At 05:58 PM 5/10/01 -0400, Roger Sohn wrote:
>I think most people don't understand that if you do work for Cisco,
>employees are required to score 10 or 15% higher than the regular passing
>score.  And that also goes for the CCIE Lab exam as well as the other CCxx
>tests.
>
>Cisco also only allows 2 free lab attempts, and anything after that you have
>to pay for the entire amount that everyone else pays.
>
>-----Original Message-----
>From: Q [mailto:[EMAIL PROTECTED]]
>Sent: Thursday, May 10, 2001 2:26 PM
>To: [EMAIL PROTECTED]
>Subject: Re: Congrats [7:4044]
>
>Gee that's kinda like working at Microsoft as a Windowz architech and
>getting your MCSE! How hard can that be? Send me the CCIE's work resume out
>side of the lab of Cisco, then i'll be impressed..See if you can manage
>Riverstone and Nortel equipment as well.....Well first you gotta survive the
>Cisco layoffs. Bummer...heh..
>
>Q

Not sure on the 10-15% higher bit, it might be true.  Although, some have 
suspected some leniency given to Cisco employees, but I cannot verify this 
rumor.

Actually, (2 free tries) that was recently changed.  It used to be 
unlimited tries for Cisco employees, and the policy changed since Cisco 
realized that their own employees had the highest % failure rate.  Not due 
to lack of skill, but from an "attrition" kind of attitude.
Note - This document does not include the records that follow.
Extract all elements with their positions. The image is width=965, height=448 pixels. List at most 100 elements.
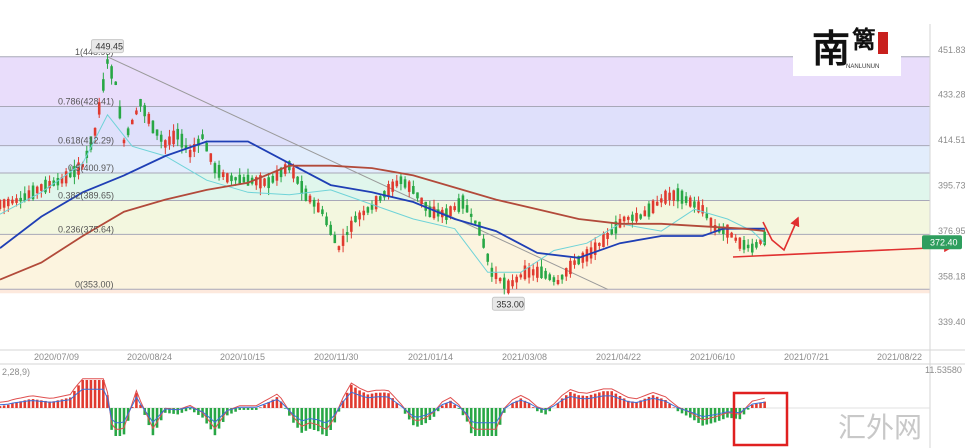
macd-bar	[577, 395, 580, 408]
fib-band	[0, 145, 930, 174]
candle-body	[556, 279, 560, 285]
macd-fast-line	[0, 378, 765, 430]
candle-body	[548, 274, 552, 280]
macd-bar	[44, 400, 47, 408]
macd-bar	[6, 404, 10, 408]
candle-body	[639, 214, 642, 219]
macd-bar	[35, 399, 39, 408]
candle-body	[114, 81, 118, 85]
logo-subtitle: NANLUNUN	[846, 64, 879, 70]
macd-bar	[639, 400, 642, 408]
candle-body	[705, 213, 709, 219]
macd-bar	[267, 402, 270, 408]
macd-bar	[759, 402, 762, 408]
candle-body	[598, 242, 601, 246]
fib-band	[0, 200, 930, 235]
candle-body	[221, 172, 225, 178]
candle-body	[31, 185, 35, 200]
macd-bar	[143, 408, 146, 415]
candle-body	[697, 201, 700, 213]
fib-label: 0.786(428.41)	[58, 97, 114, 107]
candle-body	[89, 136, 93, 150]
macd-bar	[246, 408, 250, 410]
price-tick-label: 395.73	[938, 181, 965, 191]
macd-bar	[622, 398, 626, 408]
candle-body	[329, 224, 332, 235]
candle-body	[333, 234, 337, 244]
candle-body	[168, 136, 171, 145]
macd-bar	[2, 405, 6, 408]
macd-bar	[598, 392, 601, 408]
macd-bar	[453, 404, 456, 408]
date-tick-label: 2020/10/15	[220, 352, 265, 362]
high-label: 449.45	[95, 42, 123, 52]
fibonacci-bands	[0, 56, 930, 294]
candle-body	[626, 216, 630, 220]
watermark: 汇外网	[838, 411, 922, 444]
candle-body	[44, 179, 47, 193]
date-tick-label: 2021/01/14	[408, 352, 453, 362]
candle-body	[378, 196, 382, 201]
macd-bar	[283, 408, 287, 409]
macd-bar	[486, 408, 490, 436]
candle-body	[77, 162, 80, 175]
candle-body	[2, 199, 6, 208]
macd-bar	[354, 387, 357, 408]
candle-body	[40, 184, 43, 191]
candle-body	[354, 215, 357, 223]
candle-body	[19, 197, 22, 202]
candle-body	[416, 192, 419, 199]
candle-body	[428, 206, 432, 218]
candle-body	[527, 267, 531, 278]
macd-bar	[717, 408, 721, 421]
logo-side-char: 篱	[852, 25, 876, 54]
candle-body	[275, 171, 279, 181]
macd-bar	[585, 396, 589, 408]
candle-body	[230, 175, 233, 182]
macd-bar	[387, 393, 390, 408]
candle-body	[672, 190, 676, 201]
candle-body	[651, 200, 655, 214]
candle-body	[197, 138, 200, 146]
candle-body	[383, 190, 386, 198]
macd-bar	[89, 380, 93, 408]
candle-body	[246, 174, 250, 186]
candle-body	[449, 206, 452, 217]
macd-bar	[370, 393, 374, 408]
candle-body	[254, 177, 258, 186]
macd-bar	[168, 408, 171, 414]
macd-bar	[77, 385, 80, 408]
macd-bar	[742, 408, 746, 415]
date-tick-label: 2021/07/21	[784, 352, 829, 362]
candle-body	[102, 79, 105, 91]
candle-body	[544, 270, 547, 279]
fib-band	[0, 106, 930, 146]
candle-body	[540, 266, 543, 279]
macd-params-label: 2,28,9)	[2, 367, 30, 377]
macd-bar	[93, 380, 97, 408]
candle-body	[300, 181, 304, 194]
date-axis: 2020/07/09 2020/08/24 2020/10/15 2020/11/30…	[34, 352, 922, 362]
candle-body	[403, 179, 407, 188]
candle-body	[110, 66, 113, 79]
candle-body	[631, 214, 634, 221]
macd-bar	[602, 391, 605, 408]
candle-body	[536, 266, 539, 278]
macd-bar	[19, 401, 22, 408]
macd-bar	[515, 400, 518, 408]
candle-body	[511, 280, 514, 287]
fib-label: 0.382(389.65)	[58, 190, 114, 200]
candle-body	[560, 274, 564, 280]
candle-body	[420, 197, 423, 205]
macd-bar	[540, 408, 543, 413]
macd-bar	[325, 408, 328, 436]
highlight-box	[732, 391, 789, 447]
macd-bar	[238, 408, 242, 410]
macd-bar	[60, 399, 64, 408]
macd-bar	[0, 406, 2, 408]
candle-body	[130, 119, 134, 125]
macd-bar	[226, 408, 229, 416]
macd-bar	[366, 394, 370, 408]
candle-body	[27, 190, 31, 200]
candle-body	[581, 252, 585, 263]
That would somewhat debunk Q's belief that just because you work at Cisco 
the CCIE and "friends" are not "that hard."  The CCIE requires you to know 
a tremendous amount of information (referencing the Routing and Switching 
track).

I will admit, getting the CCIE probably should not be heralded as a feat 
beyond say acquiring a PHD, but I do not think it is nearly as trivial as Q 
is making it out to be.  Most if not all the CCIEs I have run into know 
their stuff at least in the networking realm.  If they know beyond that 
scope, it's more power to them, but I would not expect them to know more 
than what they hired for, which is master of the networks (spanning from 
ATM to DLSW+).  Learning other vendors equipment should also not be such a 
difficult feat, the human ability to learn is incredible, and if someone 
can get the CCIE within a reasonable amount of time, learning other 
vendor's product should not be that difficult.  (like a programming 
learning another language, it's mainly syntax, theory and algorithms are 
the same).

All in all though, I see no reason to go bashing on anyone who has 
successfully procured a CCIE certification.  It certainly is not a bookworm 
exam (try taking the lab, the written is by no means, ANY serious sign of 
qualification for the CCIE, it's a filter, like freshmen year of 
college).  If he is just really good at short term cramming (even for the 
lab, which I really do not see how, but I will assume it is somewhat 
possible), it will catch up to him in time.  If he is really good at 
retaining the knowledge and applying it, more kudos to him as the program 
worked.  After all the trouble they went through, lets give them the 
benefit of the doubt and say they are the latter.